Sepkoski’s famous diversity curve seems to show that life has consistently been slammed by extinction, only to diversify to levels still even greater than before in each aftermath. While the tricks played by a patchy rock record mustn’t be overlooked, it appears to be the case that life is more diverse now than ever before. Did extinctions cause this, or would it have happened anyway?
Sepkoski curve, showing the big 5 extinctions, and the elusive Ediacaran/Cambrian changeover (marked as 0).
One of the earliest turnovers in life – and increases in complexity – is seen where the Ediacaran biota gives way to the Cambrian. There has long been a search for a mass extinction to explain this. Did something wipe out most of the soft-bodied microbial mat dwellers, paving the way for Cambrian settlers? Or was the Cambrian “revolution” a takeover by organisms that had hit on more “winning designs*”? The jury is out. But if there was no great calamity responsible for the emergence of Cambrian life, it could support the idea that organisms would inevitably become more complex, rather than it being the result of plate-tectonic – or cosmic – intervention.

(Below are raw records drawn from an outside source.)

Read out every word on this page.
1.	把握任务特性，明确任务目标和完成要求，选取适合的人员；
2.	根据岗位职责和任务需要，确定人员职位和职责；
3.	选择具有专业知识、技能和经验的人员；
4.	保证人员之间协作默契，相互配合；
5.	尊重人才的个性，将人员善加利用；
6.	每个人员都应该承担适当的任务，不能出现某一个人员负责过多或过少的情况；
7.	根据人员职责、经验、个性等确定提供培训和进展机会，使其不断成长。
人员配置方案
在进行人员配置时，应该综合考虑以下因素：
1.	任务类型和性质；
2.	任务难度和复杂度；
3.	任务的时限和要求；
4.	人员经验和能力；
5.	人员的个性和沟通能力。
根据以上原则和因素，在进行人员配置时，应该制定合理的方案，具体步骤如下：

The Ediacaran: the age of doormats. (Source)
 Like many people, I think basic life probably springs up all over the galaxy, where the conditions are right. As for it evolving into more complex forms… This is a trickier question, one I cannot answer.
The role of plate-tectonics is, on the other hand, almost indisputable. A planet with no mass extinctions is probably oxymoronic: life is unlikely to exist without plate-tectonics, and most mass extinctions are caused by earth processes that result from plate-tectonics, therefore a planet with life, is naturally a planet with mass extinctions.

Perhaps the mythical planet without extinction would consist of little more than a billion year microbial soup (I think I ate that once while travelling). But then again, life may just... find a way.

*I use design in the colloquial sense. Of course nothing is designed in the natural world, it is selected for, based on advantage.